New Keyboard Layout Project: Have We Been Mistaken All Along?
Everyone who has designed a prominent keyboard layout, and I mean everyone, assumes that finger travel distance is by far the most important factor. It makes sense on an intuitive level: we should move our fingers around as little as possible. Colemak places the eight most common keys on the home row, as does Arensito, Michael Capewell’s layout, and others. I used to agree.

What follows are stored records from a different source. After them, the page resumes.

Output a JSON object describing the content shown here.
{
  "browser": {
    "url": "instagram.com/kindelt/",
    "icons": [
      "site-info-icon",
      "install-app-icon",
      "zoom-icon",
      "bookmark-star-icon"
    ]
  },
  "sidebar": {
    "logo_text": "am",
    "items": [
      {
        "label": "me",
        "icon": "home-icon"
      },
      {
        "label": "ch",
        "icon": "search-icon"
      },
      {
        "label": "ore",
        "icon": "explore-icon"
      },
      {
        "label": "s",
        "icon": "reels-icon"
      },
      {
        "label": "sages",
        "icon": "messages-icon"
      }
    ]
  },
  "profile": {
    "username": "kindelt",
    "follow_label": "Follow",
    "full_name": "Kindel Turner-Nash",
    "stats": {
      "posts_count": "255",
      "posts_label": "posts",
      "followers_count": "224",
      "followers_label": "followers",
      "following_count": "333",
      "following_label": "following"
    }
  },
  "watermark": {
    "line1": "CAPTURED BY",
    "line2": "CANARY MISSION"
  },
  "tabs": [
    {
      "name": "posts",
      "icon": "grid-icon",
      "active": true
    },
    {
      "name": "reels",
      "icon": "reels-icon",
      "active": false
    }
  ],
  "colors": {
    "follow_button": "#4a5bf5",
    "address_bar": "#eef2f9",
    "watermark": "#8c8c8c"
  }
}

But have we been mistaken all along?
Enormous benefits can be gained if we are willing to sacrifice a little finger travel distance. I was running my keyboard generator program and it came up with this layout:
b l o u ; j d c p y
h r e a , m t s n i
k x ‘ . z w g f v q
This surprised me at first. I thought, I must have something wrong. The ‘o’ isn’t on the home row. That can’t be right. But then I considered further. Maybe it’s worth it to sacrifice some finger travel distance in order to gain other benefits. This layout boasts great inward rolls (notice ‘he’, ‘in’, ‘is’, ‘re’, ‘it’) and very few outward rolls. With four vowels on one hand and only one on the other, it also has pretty good hand alternation, thus pleasing both the “rolls” crowd and the “alternation” crowd. Same finger usage is amazingly low — lower than any other major keyboard layout.
The trouble is, I’ve never tried a layout like this, nor do I have the time to. I want to stick with the layout I have and try to get faster using that one layout; remembering both it and QWERTY is not too hard, but remembering three layouts is far more difficult. It would be really nice if I had a research grant and could hire a group of 50 or so college students to learn this layout, and compare it to one where finger travel distance is valued more highly.
Perhaps a different sort of layout is better than the conventional type. The trouble is, we don’t really know. But there’s still the possibility that we’ve been mistaken all along.